Elbette herkes atalarını merak ediyor ve soruyor, ben kimim, atalarım kim, nereden gelmişler…
Bu sorular mütemadiyen devam edip gidiyor. Elbette bizden cevaplarını büyük ölçüde alıyor atalarının kim olduğunu soran dostlar. Armut dibine düşer. Herkes ama herkes atalarının genlerini taşır. Hangi çağda ve hangi yılda yaşarsa yaşasın bir ünsiyet ihdas etmek ister. Bu herkesin doğal hakkıdır. İşte bu hak herkese “benim atalarım kim” sorusunu sorduran temel sebeptir. Gayet haklı olarak da sorulan bu sorular köklere dair mensubiyet sorusudur. Bu sorunun kendinde mutlaka az veya çok bir cevabı da vardır. Anlaşılan biraz daha detaya ihtiyaç da vardır. Yine detay bilgisine ihtiyaç olacak ve bu sorular sorulmaya devam edecektir.
Nereden geldik ve biz kimiz sorusunu biraz irdeleyelim…
ATAYURDU’ndan ve Horasan üzerinden geldiğimiz kesin.
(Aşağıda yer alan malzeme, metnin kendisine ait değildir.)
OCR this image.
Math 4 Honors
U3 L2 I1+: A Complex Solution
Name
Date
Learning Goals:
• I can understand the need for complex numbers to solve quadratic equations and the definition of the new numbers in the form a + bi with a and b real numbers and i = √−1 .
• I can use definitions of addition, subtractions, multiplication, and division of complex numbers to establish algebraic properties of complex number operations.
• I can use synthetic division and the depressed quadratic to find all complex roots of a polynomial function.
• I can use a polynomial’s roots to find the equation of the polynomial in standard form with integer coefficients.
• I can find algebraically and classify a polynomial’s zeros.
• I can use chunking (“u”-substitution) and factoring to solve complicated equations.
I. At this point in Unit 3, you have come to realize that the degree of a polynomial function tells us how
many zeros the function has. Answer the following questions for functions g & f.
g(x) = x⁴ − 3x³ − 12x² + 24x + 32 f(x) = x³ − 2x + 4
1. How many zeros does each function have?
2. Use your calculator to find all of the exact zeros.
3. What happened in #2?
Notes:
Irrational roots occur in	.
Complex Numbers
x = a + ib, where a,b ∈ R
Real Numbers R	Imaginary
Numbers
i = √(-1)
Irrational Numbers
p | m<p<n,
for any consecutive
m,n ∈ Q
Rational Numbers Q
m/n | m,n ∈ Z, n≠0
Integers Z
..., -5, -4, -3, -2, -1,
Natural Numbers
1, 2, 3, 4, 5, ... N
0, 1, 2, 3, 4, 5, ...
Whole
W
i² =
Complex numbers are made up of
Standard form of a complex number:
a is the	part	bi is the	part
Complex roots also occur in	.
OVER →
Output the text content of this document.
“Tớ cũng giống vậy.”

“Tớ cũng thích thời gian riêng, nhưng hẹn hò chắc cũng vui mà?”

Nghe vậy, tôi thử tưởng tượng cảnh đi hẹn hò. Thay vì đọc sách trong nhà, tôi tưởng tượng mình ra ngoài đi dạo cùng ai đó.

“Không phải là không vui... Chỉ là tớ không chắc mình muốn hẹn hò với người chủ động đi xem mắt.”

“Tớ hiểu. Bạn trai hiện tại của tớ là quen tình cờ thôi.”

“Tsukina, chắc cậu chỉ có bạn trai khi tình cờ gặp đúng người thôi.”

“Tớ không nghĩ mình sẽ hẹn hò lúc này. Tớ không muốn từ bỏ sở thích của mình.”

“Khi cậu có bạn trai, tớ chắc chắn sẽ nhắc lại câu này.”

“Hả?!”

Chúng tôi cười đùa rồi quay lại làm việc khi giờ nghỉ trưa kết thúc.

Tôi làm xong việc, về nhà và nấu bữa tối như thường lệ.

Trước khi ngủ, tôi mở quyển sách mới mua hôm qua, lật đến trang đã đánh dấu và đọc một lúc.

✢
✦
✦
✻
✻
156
Farklı göç yollarından gelen Türk boy ve budunları var elbette. Lakin ana hat Hazarın kuzeyinden Horasan üzerinden peyderpey çeşitli göç sebepleri oluşması ile birlikte Anadoluya geldi. Gelirken Horasana uğramış ve İSLAM’ı yüreğimize koyarak Anadoluyu yurt tutmuşuz. Tabi atayurdumuzdan ne kadar kültürümüz var hepsini de yurt yaptığımız Anadoluya taşımışız. Örf ve adetlerimiz, gelenek ve göreneklerimiz hiç eksiksiz taşıdığımız ana değerlerimiz olmuş. Bu değerleri Anadoluda da unutmamış asırlara sari nesiller boyunca bugüne kadar taşımışız. Horasandan yüreğimize koyarak getirdiğimiz İSLAM Anadolu’da büyük bir TÜRK İSLAM Medeniyetinin temelini atmıştır. Her yönü ile dört başı mamur bir medeniyeti bin yıl önce SELÇUKLU ile kurmuş bu yüzyıla geldiğimizde genç TÜRKİYE CUMHURİYETİ ile taçlandırmışız.
Anadolu Selçuklarının kurduğu ilk Türkmen Devletleri BEYLİKLER döneminin ardından BÜYÜK ANADOLU SELÇUKLU devleti çatısı altında birleşmişiz. Moğolların Anadoluyu yakıp yıkması ile bir fetret dönemi yaşamışız. Arkasından Anadoluda kurulan ikinci Anadolu Beylikleri döneminden sonra medeniyet yürüyüşü devam etmiştir. Batıda Devleti Ali, kuzeyde Memluklu Devleti, doğuda Akkoyunlu Devletleri ve irili ufaklı onlarca TÜRK BEYLİKLERİ ile beraber tarihi yolculuğumuz 16.yüzyıla gelindiğinde bambaşka bir yapıya bürünerek TÜRK COĞRAFYASI milyonlarca kilometre kare bir alanda büyük bir TÜRK BİRLİĞİ DEVLET-İ ALİ çatısı altında birleşerek tarihi yolculuğuna devam etmiştir.